24

599 57 16
                                    

Znad Sekwany dochodził do nich dźwięk muzyki. Przytuliła się do niego, obejmując w pasie. Położyła głowę na jego ramieniu, wsłuchując się w żywą i skoczną melodię, którą grali ich przyjaciele.

— Nie żałujesz, że odszedłeś od nich? — zapytała cicho.

— Nie. — odpowiedział bez namysłu. — To było fajne, gdy było tylko zabawą w wolnych chwilach. Na dłuższą metę by się to nie sprawdziło.

— Nie chciałbyś mieć rzeszy napalonych fanek i ich staników na scenie? — zażartowała, na co się zaśmiał.

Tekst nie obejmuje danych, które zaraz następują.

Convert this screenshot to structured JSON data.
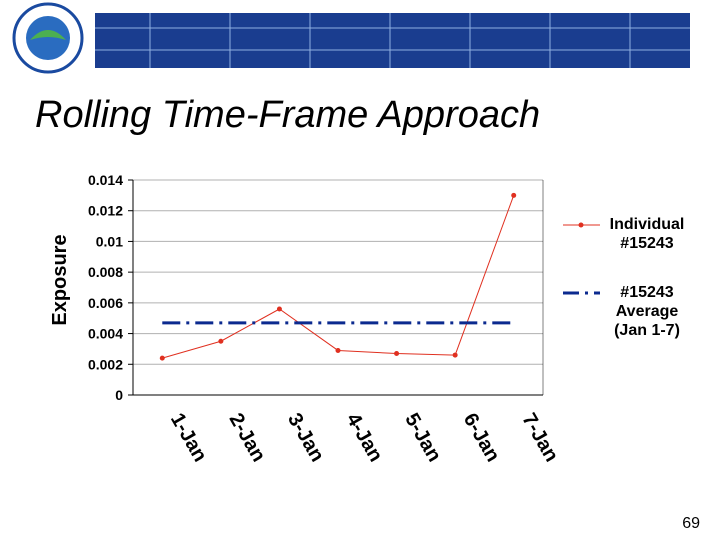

— Kropeczko, wystarczy, że ty jesteś moją fanką. — pocałował ją w czubek głowy. — I na co mi staniki ze sceny, skoro mam w domu kilka szuflad twoich. — spojrzał jej w oczy. — Wiesz, dawno nie widziałem cię w tym różowym z czarną koronką. — uśmiechnął się głupkowato, a ona schował twarz w jego klatkę piersiową.

— Chodź do cienia, bo stanie na słońcu ci szkodzi. — mruknęła, ciągnąc go za rękę.

— Sama zaczęłaś tę grę! — śmiał się w głos, idąc krok za nią.

Przez panujący wokoło gorąc musieli schować się w jakiś zacieniony zakamarek, znajdujący się gdzieś na paryskich dachach.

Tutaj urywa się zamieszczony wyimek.